How to build credit at 14? ›

How to build credit for teens
  1. Educate about credit basics. ...
  2. Consider authorized users on your credit card. ...
  3. Open a checking or savings account. ...
  4. Get a job. ...
  5. Pay bills on time. ...
  6. Obtain a secured credit card. ...
  7. Explore student credit cards. ...
  8. Look into a credit-builder loan.
May 23, 2023

What can be most disadvantages of credit? ›

Disadvantages
  • Overuse.
  • High interest/annual fees.
  • Increase your debt.
  • Establish poor credit if not used wisely.

What habit lowers your credit score? ›

Making a Late Payment

Every late payment shows up on your credit score and having a history of late payments combined with closed accounts will negatively impact your credit for quite some time. All you have to do to break this habit is make your payments on time.

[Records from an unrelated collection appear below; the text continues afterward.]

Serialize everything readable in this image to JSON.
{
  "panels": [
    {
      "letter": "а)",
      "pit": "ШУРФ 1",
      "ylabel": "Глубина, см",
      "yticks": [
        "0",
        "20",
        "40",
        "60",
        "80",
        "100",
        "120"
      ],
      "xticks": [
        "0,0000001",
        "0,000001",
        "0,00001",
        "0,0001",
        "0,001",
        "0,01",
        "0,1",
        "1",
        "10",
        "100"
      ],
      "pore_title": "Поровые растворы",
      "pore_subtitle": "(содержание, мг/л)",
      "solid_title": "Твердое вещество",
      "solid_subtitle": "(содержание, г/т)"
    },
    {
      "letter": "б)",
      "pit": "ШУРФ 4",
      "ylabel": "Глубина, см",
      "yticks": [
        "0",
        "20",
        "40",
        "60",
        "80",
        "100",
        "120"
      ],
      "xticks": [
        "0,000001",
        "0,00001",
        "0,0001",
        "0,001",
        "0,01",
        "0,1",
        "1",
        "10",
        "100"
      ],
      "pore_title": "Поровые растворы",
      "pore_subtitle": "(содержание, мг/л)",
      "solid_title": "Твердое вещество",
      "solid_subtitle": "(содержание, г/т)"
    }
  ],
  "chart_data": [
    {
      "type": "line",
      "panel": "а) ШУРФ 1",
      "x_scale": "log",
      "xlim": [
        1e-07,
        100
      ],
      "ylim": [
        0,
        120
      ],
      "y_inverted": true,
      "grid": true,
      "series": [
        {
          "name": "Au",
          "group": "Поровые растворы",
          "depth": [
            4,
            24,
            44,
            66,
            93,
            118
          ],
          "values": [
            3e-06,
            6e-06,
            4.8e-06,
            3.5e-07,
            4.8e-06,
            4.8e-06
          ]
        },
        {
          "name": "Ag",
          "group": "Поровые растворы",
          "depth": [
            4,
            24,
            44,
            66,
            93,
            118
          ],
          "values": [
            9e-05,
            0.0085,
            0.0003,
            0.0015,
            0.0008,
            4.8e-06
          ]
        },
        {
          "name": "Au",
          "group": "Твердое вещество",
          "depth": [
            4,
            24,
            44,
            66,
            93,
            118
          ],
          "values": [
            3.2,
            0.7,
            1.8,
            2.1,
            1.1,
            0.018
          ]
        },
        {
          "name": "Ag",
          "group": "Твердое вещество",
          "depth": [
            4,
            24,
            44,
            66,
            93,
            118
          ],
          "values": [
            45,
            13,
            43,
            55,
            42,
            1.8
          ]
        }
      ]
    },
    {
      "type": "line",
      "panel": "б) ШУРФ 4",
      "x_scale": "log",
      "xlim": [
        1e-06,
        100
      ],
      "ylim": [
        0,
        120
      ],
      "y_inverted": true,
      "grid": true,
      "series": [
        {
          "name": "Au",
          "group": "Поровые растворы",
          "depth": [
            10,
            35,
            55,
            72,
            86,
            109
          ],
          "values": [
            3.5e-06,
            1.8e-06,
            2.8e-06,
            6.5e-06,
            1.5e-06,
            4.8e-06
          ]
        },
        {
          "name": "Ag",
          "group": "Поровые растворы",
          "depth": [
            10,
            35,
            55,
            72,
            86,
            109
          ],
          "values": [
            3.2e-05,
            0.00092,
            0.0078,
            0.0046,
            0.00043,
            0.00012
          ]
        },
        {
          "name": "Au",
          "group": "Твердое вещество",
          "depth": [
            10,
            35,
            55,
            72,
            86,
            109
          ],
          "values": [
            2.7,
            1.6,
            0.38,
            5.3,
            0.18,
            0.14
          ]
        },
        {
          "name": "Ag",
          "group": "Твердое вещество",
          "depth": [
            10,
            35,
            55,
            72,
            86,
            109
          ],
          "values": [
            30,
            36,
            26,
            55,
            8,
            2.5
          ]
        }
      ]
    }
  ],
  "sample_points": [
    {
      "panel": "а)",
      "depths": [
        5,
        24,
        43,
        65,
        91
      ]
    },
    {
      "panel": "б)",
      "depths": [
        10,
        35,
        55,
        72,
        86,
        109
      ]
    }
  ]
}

What can make your credit score go down? ›

Credit scores can drop due to a variety of reasons, including late or missed payments, changes to your credit utilization rate, a change in your credit mix, closing older accounts (which may shorten your length of credit history overall), or applying for new credit accounts.

What reduces credit score? ›

Missing payments could damage your credit score – that includes credit card, student loan or even utility bill payments. Some things won't impact your score, including your income and savings, or spending your own money with a debit card.

Which is the best way to lower credit utilization to an acceptable level in EverFi? ›

The best way to lower your credit utilization ratio is to pay off your credit card balances. Every dollar you pay off reduces your credit utilization ratio and your total debt, which makes it a win-win scenario. Plus, paying off your balances means no longer having to pay interest on those balances.